Sharply contrasting the general ease of our first excavation, this area was a bitch. It wasn’t until after I dug deep and descending up to my neck into one of our narrow test holes that I found some encouraging evidence. On the end of my shovel I could see early transfer fragments. First one, and then another, and then other recognizable shapes began to appear. An early discovery was the forest green glass soda Philadelphia “XXX” Porter bottle and then a similar example in a much lighter shade. Despite numerous setbacks, which I wont describe here, we eventually discovered a seam of bottles and chased the goody vein into dense pocket of broken pottery and glass, lying snugly within a promising bed of night soil.
An intact ovoid crock with a local maker’s mark was eventually extracted from its formidable resting spot.

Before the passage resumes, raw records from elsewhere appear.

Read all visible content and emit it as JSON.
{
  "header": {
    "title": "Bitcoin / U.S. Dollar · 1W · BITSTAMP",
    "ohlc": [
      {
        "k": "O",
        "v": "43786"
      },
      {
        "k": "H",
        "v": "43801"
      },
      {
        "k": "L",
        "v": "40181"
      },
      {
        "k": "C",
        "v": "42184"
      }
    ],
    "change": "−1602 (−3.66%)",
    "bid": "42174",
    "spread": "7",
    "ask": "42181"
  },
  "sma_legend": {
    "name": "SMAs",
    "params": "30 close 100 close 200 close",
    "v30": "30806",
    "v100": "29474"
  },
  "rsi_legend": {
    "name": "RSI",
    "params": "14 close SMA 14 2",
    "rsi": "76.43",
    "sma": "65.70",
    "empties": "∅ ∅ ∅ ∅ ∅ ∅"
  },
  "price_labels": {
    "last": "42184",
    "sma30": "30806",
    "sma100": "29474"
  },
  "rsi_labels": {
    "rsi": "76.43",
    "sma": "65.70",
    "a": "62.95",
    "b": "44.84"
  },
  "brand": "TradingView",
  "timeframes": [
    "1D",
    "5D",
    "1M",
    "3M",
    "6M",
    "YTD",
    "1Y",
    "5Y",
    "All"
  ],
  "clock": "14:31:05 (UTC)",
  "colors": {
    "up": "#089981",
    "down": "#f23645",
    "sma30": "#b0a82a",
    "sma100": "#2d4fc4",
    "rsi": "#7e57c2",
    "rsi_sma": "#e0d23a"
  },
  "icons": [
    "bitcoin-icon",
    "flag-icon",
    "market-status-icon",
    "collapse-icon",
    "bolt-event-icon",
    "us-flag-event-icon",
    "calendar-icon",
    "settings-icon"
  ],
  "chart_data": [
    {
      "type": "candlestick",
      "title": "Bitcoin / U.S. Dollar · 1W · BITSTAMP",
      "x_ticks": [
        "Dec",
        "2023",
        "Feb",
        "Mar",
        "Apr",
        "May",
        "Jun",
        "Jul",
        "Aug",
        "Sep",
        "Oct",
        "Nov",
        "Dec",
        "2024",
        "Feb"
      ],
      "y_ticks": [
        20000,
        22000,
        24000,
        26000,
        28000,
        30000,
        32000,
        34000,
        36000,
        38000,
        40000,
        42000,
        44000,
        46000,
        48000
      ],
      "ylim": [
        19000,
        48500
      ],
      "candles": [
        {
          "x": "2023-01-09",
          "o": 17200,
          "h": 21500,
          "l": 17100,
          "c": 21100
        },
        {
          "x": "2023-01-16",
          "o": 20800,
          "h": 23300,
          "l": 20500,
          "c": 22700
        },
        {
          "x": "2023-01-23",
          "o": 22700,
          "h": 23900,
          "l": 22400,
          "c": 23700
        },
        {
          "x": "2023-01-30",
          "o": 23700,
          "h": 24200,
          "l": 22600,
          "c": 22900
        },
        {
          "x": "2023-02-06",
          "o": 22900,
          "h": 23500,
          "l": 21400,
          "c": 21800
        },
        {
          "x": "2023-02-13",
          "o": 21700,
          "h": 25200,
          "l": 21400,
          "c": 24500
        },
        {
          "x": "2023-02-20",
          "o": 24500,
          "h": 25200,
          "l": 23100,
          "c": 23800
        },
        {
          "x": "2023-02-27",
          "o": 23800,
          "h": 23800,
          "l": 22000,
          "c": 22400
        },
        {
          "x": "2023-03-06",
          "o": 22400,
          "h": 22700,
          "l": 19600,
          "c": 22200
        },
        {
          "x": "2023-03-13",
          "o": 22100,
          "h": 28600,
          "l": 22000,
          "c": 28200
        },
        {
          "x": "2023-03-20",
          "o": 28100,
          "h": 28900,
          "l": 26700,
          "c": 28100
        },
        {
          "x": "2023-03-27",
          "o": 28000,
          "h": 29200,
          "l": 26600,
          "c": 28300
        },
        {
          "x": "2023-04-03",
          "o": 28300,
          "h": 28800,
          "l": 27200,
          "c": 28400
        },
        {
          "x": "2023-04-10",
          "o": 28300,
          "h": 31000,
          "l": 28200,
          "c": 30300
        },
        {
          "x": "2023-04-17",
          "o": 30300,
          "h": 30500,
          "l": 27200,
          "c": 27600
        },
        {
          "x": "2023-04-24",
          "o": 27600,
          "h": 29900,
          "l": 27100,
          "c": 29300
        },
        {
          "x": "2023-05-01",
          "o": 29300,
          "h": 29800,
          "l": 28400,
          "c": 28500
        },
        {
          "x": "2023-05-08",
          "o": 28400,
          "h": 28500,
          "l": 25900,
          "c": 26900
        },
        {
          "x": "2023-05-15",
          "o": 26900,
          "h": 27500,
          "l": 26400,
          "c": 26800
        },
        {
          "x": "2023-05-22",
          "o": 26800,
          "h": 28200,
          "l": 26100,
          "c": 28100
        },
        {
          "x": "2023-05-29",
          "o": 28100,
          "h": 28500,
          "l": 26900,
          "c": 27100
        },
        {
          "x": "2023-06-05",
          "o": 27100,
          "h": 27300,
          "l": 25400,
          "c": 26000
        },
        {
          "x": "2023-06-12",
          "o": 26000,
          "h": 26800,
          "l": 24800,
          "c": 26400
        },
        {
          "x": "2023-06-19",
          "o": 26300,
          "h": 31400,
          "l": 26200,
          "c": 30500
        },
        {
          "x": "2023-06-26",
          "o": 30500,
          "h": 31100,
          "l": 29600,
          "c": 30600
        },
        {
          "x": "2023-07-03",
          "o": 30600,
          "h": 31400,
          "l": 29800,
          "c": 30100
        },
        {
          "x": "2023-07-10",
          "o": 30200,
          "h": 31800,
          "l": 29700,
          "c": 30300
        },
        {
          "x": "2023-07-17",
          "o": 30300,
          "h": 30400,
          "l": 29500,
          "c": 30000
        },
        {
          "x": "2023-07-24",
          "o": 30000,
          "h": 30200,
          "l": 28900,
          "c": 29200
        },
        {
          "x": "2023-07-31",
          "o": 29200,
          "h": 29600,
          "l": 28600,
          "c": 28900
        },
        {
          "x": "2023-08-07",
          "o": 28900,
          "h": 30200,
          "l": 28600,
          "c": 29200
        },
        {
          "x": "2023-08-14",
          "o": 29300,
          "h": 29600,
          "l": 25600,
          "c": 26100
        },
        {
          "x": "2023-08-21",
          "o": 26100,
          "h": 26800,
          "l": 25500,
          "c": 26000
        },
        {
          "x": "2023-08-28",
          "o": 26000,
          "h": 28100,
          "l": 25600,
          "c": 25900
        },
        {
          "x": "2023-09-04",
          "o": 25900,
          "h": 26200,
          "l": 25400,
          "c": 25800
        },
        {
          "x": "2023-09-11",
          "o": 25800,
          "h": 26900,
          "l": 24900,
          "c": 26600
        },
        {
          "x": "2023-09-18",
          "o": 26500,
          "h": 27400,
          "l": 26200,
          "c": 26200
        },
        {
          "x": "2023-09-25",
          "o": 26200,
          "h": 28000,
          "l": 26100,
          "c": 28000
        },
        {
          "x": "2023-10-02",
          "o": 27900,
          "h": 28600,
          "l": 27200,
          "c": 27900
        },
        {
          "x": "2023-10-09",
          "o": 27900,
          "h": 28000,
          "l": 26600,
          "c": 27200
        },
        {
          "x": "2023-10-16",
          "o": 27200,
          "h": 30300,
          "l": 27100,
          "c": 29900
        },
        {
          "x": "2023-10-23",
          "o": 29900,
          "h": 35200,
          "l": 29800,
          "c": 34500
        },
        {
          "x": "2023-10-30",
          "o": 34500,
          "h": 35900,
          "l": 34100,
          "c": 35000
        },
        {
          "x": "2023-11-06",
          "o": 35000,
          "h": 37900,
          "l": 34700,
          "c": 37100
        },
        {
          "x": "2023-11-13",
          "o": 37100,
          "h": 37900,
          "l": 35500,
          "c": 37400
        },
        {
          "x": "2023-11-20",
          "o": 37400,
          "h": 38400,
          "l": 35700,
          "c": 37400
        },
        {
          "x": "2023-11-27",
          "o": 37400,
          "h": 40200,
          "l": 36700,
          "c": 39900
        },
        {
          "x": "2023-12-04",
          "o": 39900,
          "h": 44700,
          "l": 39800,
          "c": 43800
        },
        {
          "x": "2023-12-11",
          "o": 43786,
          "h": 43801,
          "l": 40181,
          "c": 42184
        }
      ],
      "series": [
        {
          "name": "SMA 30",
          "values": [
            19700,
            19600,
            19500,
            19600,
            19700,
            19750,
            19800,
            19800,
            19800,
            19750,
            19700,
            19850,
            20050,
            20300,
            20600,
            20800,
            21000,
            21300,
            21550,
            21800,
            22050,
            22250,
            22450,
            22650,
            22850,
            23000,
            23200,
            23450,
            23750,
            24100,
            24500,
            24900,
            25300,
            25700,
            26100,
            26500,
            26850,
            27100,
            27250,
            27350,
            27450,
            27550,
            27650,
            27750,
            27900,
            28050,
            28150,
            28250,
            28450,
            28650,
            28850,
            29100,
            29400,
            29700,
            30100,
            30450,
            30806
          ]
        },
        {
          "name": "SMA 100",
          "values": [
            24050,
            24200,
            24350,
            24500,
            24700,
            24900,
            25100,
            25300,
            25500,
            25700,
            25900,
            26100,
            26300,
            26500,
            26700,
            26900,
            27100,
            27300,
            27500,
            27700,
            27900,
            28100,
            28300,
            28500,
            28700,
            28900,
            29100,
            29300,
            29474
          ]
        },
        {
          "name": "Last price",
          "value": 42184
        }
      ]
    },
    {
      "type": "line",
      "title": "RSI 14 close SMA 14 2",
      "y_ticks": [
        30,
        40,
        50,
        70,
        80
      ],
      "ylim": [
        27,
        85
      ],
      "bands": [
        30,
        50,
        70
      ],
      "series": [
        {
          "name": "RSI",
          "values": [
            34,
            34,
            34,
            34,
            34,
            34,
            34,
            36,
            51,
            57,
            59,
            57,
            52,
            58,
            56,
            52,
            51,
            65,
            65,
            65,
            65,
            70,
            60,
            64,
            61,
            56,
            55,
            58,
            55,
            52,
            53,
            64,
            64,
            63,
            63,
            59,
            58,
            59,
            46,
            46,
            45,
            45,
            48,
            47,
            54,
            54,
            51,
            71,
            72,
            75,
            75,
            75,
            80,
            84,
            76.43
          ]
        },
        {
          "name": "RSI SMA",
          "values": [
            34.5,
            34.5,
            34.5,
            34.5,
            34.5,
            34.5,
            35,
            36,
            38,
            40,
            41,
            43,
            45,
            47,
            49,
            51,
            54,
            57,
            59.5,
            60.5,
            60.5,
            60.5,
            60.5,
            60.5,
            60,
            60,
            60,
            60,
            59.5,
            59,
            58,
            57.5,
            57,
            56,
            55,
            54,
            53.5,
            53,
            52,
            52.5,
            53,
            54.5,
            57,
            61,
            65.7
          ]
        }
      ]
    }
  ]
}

This is an important example of the Potters' art, which was probably made down at Raritan Bay, somewhere around 1825-1835. The privy also contained 25 intact bottles, half of them pontiled and half of them smooth based, half embossed and half blanks.
The oldest artifacts at the bottom of the second privy dated to about 1830. We had uncovered a pocket of good history here that included a colorful mixture of decimated tableware from nearly two centuries ago, all wedged between brick-bats, stones, oyster shells, wet dirt and damp ashes, but no intact antique glass bottles were found. There were no significant discoveries of any kind, which is, in my experience, quite typical when digging with pre-1850s privies.
However the best things come to those who dig, and dig, and keep digging.
The following week, Dig III in another early brickliner produced the best bottle yet, an iron pontiled soda, in sapphire, from the 1850s! This rare variant was discovered in a layer with 4 broken examples and a deep green soda from the same period missing its lip, along with a smooth based soda, an umbrella ink and a number of other intact bottles.
By our estimation there are probably 2-3 privies still waiting under the concrete at the far end of the site… we’ll keep you posted as things unfold.